Time, a poem.


DSC_0069Time
 
I watch the last winter Junkos
gather at the feeder my son filled before he left.
Soon they will fly north for summer.
On the new house construction behind us
the roofers walk the hips and ridges
without safety ropes, nail-gunning shingles
without incident. When the roof was white with frost
they tied themselves down, just to be sure.
I might have done the same, tied him
to me with advice or questions, my preference
for his BB gun, his childhood. But it was well
past time for Spring, and I imagine
he already sensed the enticing green
fatigue of 05:00 hours, heard new voices
promise vital things. My voice
like friendly fire, something
best kept in the back of his mind.
 
LAE2017

Release


cropped-snc16167.jpgRelease

Nothing prepares you

in the beginning when he wails into night’s quiet hours

and maybe it’s not about him needing you that much

more about him being mad

to be pushed from warm nest into cold world.

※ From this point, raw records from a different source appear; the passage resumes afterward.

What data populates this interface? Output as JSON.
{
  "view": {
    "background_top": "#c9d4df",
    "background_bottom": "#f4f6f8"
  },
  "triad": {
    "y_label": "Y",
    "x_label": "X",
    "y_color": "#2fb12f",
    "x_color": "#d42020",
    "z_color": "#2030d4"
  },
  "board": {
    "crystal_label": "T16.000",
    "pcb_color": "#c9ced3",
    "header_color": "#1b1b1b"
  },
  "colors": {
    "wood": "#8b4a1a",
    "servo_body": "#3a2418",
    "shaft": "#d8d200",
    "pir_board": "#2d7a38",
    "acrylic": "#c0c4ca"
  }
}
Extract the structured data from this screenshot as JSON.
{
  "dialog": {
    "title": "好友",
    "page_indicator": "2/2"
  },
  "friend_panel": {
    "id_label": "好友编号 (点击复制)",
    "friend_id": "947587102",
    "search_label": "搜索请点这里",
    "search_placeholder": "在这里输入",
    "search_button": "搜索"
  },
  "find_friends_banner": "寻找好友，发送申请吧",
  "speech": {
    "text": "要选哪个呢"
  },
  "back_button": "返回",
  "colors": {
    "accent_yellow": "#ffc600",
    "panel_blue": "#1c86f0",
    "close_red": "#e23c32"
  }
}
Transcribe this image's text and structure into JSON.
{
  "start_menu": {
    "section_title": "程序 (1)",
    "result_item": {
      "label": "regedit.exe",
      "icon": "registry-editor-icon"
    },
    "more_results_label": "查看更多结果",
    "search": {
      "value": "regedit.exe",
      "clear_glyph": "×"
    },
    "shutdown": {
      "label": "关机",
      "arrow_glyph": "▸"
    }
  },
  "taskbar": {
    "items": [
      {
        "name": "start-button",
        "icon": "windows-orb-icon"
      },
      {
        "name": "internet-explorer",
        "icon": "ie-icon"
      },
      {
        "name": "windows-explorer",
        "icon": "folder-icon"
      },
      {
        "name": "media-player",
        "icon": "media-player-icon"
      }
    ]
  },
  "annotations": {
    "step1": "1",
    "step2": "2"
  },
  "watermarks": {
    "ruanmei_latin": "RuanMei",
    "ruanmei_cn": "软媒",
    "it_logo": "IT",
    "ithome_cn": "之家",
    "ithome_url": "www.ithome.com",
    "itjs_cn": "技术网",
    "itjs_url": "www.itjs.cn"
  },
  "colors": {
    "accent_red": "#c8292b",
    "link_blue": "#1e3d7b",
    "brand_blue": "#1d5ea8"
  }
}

Still you do what you can, breast to soft mouth, arms wrapped

tight against everything. You let go in small ways

like a bandage being torn slowly from scab over wound

you feel how he forgets to look back

that first time at the playground, how he smiles wider

with his friends. It’s what you do. Nobody tells you exactly how.

You order each memory in a scrapbook, smooth down his life captured

in a thousand framed stories

and wonder how seventeen years can lay out so well on the page

while inside

you are ragged edged, coming unglued.

 

Considering the upcoming High School Graduation of my son, Malcolm James Evans, whom I am especially fond of.